哀愁漂う肺をテーマに

  悲哀とは.思い通りにならないことや不快なことに対して.悩み.落ち込み.嘆き悲しむ人の感情反応です。 実生活でも.思い通りにならないこと.普段の生活に支障があること.成功への期待が裏切られること.欲望が満たされないことなどがあると.悩みや悲しみがつきまといます。 一般に.一種の感情活動としての悲しみや嘆きは.外的事象に対する人体の正常な反応であり.人体に害を及ぼすことはない。 逆に.一時的で軽い悲しみは.受けた挫折の認識を取り戻し.自分の考えを正しく理解することにつながり.心身の健康に役立つと考えられます。 自分の親が突然死んでも全く悲しまないとか.自分の国が陥落して外国人に侵略されても何も感じないというのは異常なことであろう。 しかし.人の悲しみや嘆きが大きすぎたり.長引いたりして.身体自身の調節や負担の限界を超え.思想的理解の面でも.この悪い気分を能動的にも受動的にも移せないときは.病原因子となって生体に危険を及ぼし.重症の場合は過度の心配で死んでしまうこともあります。 中国の古典小説『紅楼夢』の林大猷は.引っ込み思案で感傷的.ちょっとしたことで泣いて泣いて.最後には悲しみのあまり死んでしまった。 宋の時代の有名な詩人である呂侑とその従兄弟の唐萬の話も.過度の憂鬱が死を招くという事実を物語っている。  中国医学では.肺の主な働きは「気」を司ることだと考えられています。 ここでいう気には2つの概念がある。
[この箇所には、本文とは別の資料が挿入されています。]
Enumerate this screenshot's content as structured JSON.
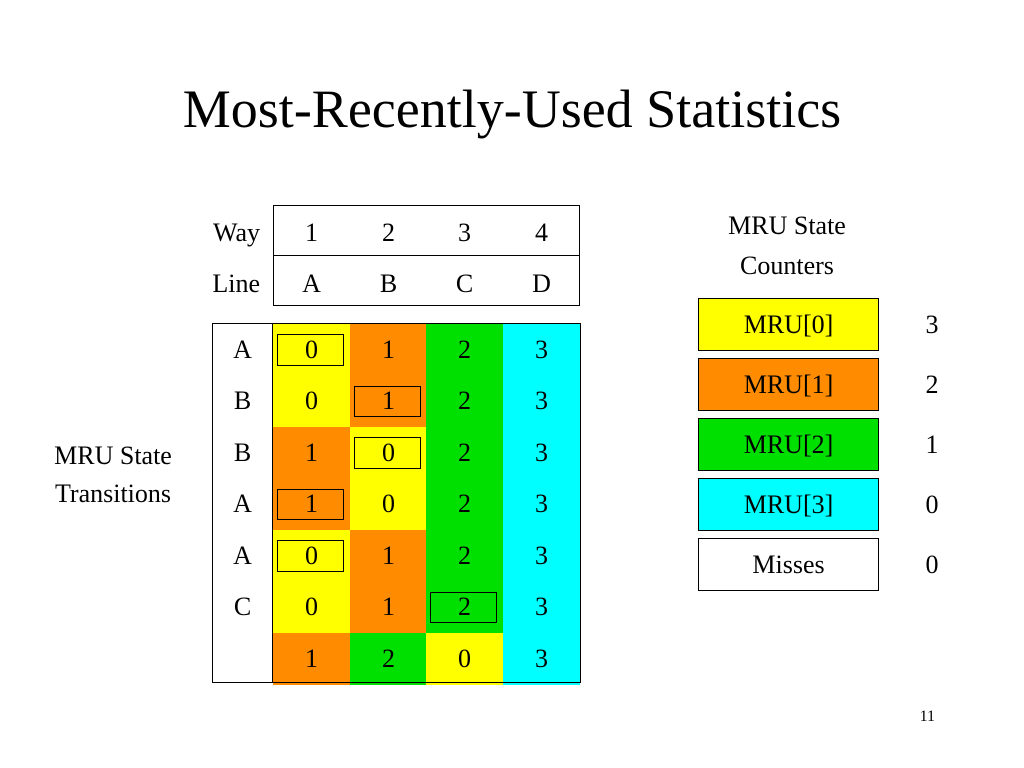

まず.肺は空気を吸い込む.つまり人体の自然な空気を吸い込む役割を担っている。 まず.肺は人体本来の空気を吸い込み.人体内の老廃物を吐き出す役割を担っています。 もうひとつは.肺は全身の気を司るということです。 つまり.肺は吸い込んだ新鮮な空気を全身の臓器に供給しているのです。 これにより.全身の機能活動が充実し.力強く保たれるのです。 悲しみによって肺が傷つけられると.呼吸の気にも全身の気にも変化が生じます。 例えば.悲しいことがあってひたすら泣いていると.その人の呼吸は速くなる傾向があります。 よく.小さな子供が上下に泣いていると言います。 これは.悲しみによって肺が傷つき.肺を補うために多くの空気を必要とするため.呼吸が加速される.つまり気の取り込みの過程が加速されるからです。 また.長時間泣きすぎて.全身が麺のようにぐったりして.次の人に引き上げてもらえないというのもよくある話です。 症状としては.息切れ.咳.痰が出る.出ない.全身の脱力感.肌の冷えを恐れるなどが悲母肺の主な症状である。 風邪をひきやすく.漢方では肺気虚(はいきょ)といいます。  このように.悲しみは肺を痛め.同様に幸せは心臓を.怒りは肝臓を.恐怖は腎臓を.思考は脾臓を痛めるようです。 運動だけでなく.全般的に気分を整えることを覚え.健康な体を手に入れたいものですね。